A common method to account for vertical deflection in head-of-wall applications is a deep leg or oversized runner track. With this method, the top of the stud is held down and the required deflection gap is ‘free-floating’ in the track cavity. Since the stud is subject to rotation in this application, lateral wall bridging is required 305 mm down from the top of stud. This method allows for larger deflection gaps, where most slotted connectors are limited to 50 mm (2 in.) total deflection (25-mm [1-in.] compression, 25-mm extension). To calculate the deep leg track flange dimension, one must multiply the deflection gap by two and add 25 mm. For example, the structural engineer gives a required deflection gap of 19 mm (3/4 in.)—the deep leg flange should be (2 x 19 mm) + 25 mm = 63 mm (2 1/2 in.) flange. This ensures the top of the stud is not dislodged from the track due to upward movement.
An option to accommodate vertical deflection for infill framing is to use a deflection clip with solid and slotted legs. The solid leg is affixed to the substrate and the slotted one is attached to the stud web. Some products use proprietary screws designed specifically to provide friction-free deflection.
Lastly, accommodating deflection in fire-rated wall applications presents a separate set of challenges. If deflection is required in a fire-rated wall assembly, then the head-of-wall deflection joint must be protected. The aforementioned framing methods can be used in conjunction with third-party, fire-rated products such as fire caulks or mineral wool and sealant. However, there are more labor-friendly options like deflection tracks incorporating an intumescent strip on each track flange that expands in a heat event to protect from heat and flame passage. One benefit of this approach is it allows for deflection of the primary structure while maintaining fire and smoke protection. This means the structure can compress or extend as needed by design and still maintain the integrity of the joint.
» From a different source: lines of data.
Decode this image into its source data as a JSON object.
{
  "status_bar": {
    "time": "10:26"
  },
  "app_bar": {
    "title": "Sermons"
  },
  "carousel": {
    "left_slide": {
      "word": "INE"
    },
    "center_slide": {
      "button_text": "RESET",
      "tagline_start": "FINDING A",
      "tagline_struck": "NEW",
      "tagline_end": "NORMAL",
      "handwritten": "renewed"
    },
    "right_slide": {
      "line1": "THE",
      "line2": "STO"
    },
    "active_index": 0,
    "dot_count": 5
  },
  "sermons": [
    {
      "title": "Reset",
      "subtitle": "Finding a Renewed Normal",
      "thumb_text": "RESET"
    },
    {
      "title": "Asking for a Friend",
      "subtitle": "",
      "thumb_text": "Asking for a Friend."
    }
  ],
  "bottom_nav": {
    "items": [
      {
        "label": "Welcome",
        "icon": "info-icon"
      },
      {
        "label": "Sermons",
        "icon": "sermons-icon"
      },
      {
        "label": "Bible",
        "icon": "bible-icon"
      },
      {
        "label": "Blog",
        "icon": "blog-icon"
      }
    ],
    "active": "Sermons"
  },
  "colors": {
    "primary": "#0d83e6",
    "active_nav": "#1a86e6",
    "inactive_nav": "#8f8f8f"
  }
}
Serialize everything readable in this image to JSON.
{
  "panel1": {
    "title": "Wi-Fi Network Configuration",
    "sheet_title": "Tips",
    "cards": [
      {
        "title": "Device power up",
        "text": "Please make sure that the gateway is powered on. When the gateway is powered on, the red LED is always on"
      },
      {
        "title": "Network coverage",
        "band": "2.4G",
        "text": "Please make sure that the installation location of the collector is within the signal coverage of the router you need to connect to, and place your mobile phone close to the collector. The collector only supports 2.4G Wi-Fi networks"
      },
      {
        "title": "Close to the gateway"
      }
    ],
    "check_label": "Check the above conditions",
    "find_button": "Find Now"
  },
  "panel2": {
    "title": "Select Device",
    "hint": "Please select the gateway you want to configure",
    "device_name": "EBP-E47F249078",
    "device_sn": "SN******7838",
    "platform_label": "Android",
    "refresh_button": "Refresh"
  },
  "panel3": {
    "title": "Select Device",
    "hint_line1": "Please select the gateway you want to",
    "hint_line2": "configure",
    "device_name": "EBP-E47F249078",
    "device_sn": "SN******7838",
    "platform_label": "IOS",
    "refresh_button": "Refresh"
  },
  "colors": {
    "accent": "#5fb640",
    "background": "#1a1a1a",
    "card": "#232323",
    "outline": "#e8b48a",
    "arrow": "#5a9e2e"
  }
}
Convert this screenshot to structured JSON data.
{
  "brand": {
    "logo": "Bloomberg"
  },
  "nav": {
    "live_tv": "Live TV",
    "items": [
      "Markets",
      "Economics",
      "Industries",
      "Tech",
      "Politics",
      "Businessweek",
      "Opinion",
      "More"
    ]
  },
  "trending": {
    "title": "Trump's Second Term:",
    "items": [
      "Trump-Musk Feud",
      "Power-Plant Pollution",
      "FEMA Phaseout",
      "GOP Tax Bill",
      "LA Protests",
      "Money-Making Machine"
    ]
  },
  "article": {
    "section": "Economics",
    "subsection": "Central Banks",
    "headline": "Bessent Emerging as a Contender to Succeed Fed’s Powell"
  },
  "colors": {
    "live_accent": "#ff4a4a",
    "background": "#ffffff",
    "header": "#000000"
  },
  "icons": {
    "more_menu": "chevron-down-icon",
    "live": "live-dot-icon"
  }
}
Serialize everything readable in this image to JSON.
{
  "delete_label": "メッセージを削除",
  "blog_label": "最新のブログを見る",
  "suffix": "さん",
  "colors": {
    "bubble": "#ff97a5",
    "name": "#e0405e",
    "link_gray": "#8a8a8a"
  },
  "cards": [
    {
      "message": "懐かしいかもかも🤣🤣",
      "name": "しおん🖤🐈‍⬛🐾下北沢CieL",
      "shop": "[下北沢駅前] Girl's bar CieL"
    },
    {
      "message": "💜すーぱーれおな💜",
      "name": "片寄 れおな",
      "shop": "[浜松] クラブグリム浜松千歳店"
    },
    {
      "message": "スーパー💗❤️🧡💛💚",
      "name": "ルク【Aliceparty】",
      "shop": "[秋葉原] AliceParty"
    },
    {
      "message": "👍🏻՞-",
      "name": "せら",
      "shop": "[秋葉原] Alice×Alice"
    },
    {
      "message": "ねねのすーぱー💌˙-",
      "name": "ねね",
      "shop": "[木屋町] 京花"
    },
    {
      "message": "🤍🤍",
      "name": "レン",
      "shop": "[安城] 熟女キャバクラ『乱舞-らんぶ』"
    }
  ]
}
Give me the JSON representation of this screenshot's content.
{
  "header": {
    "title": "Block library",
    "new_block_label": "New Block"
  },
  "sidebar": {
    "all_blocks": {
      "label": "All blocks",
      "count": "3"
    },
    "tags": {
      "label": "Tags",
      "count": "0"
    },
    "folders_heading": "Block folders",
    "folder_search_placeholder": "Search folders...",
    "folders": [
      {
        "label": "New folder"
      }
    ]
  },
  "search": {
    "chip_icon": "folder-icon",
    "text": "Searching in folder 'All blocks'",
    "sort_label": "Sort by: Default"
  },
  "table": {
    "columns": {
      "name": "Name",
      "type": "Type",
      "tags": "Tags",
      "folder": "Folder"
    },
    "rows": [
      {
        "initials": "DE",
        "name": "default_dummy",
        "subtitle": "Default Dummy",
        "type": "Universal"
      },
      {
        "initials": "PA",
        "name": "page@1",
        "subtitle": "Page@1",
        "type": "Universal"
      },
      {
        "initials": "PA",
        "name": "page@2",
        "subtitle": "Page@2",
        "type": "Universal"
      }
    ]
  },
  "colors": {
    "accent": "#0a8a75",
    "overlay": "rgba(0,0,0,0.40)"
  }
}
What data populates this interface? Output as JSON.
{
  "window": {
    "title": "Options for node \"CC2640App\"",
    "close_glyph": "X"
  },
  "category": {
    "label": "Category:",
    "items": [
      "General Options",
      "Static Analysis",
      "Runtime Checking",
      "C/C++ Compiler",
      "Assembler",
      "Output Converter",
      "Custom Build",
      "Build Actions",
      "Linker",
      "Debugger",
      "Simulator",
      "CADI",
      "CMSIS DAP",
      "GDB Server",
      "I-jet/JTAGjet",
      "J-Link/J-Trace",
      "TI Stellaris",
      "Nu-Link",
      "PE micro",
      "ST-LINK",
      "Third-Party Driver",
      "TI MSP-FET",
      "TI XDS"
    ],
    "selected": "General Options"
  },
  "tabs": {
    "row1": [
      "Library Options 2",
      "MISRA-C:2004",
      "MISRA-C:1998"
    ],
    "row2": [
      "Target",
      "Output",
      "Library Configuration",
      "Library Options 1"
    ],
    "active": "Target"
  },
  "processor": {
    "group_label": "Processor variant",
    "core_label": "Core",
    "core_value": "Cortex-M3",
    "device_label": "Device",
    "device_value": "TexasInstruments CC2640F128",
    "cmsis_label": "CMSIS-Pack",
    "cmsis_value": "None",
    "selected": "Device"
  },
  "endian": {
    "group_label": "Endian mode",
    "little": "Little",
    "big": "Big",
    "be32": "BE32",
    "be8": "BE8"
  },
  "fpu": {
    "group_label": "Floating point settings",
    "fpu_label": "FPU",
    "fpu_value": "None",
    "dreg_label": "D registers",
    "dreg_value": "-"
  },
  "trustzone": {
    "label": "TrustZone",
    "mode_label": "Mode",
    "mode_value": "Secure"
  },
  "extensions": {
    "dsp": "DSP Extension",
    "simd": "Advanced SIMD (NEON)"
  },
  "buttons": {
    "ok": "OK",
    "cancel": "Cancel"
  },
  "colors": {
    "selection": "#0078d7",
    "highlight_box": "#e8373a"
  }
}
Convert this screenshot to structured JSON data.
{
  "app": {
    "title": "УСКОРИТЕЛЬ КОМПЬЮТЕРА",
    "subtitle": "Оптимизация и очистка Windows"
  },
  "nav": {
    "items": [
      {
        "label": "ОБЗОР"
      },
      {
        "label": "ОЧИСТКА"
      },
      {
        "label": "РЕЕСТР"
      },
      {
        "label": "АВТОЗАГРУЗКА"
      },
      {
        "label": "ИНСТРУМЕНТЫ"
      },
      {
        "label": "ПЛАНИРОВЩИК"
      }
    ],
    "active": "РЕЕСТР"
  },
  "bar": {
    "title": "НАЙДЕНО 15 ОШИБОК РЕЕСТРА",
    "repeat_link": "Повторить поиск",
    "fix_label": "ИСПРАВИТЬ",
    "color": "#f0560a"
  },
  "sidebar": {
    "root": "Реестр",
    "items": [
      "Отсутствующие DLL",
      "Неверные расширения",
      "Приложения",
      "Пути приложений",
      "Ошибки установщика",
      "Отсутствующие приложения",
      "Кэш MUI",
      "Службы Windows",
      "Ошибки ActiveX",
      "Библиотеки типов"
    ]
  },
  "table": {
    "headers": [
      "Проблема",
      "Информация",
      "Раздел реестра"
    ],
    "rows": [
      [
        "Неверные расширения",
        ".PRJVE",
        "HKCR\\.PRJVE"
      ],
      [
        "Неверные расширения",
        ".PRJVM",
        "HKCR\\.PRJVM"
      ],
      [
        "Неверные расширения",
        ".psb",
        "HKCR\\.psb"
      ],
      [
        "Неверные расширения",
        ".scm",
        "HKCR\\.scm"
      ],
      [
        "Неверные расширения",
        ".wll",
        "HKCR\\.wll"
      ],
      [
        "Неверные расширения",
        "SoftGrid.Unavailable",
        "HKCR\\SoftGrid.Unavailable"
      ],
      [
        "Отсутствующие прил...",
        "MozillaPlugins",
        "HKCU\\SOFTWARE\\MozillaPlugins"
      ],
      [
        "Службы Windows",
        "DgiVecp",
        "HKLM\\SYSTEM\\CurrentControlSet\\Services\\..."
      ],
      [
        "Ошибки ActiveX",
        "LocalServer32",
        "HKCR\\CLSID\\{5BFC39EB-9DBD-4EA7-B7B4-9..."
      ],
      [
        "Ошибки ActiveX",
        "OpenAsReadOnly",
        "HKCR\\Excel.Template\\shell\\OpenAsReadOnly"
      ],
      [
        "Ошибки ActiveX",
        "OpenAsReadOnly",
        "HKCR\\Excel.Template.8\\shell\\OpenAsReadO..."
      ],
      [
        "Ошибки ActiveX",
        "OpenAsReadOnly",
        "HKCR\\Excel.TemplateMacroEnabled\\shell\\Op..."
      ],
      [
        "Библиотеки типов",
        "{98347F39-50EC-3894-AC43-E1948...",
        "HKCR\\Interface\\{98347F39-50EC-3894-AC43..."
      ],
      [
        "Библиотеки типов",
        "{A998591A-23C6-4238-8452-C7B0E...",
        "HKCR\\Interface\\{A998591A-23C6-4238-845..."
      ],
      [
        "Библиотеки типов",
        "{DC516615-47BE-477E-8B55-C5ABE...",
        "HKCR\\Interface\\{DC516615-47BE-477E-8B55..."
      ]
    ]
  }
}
Deflection in bypass wall applications
Exterior, structural cold-formed steel framing must often accommodate vertical movement of the primary structure, similar to interior wall systems. The exterior wall framing will either be an infill condition like the aforementioned applications, or it will be a bypass condition where the wall framing members sit outside the slab edge and frame, past the floor or roof level. This is commonly known in the industry as ‘balloon framing.’
To accommodate vertical deflection of the primary structure for bypass applications, a deflection clip that can accommodate vertical movement in compression and extension is required. These clips have an extended leg with vertical slots that attach to the wall stud webs, and a solid leg that is anchored to the structure—either a steel member such as an edge angle or steel I-beam or a concrete member like a slab edge or concrete beam.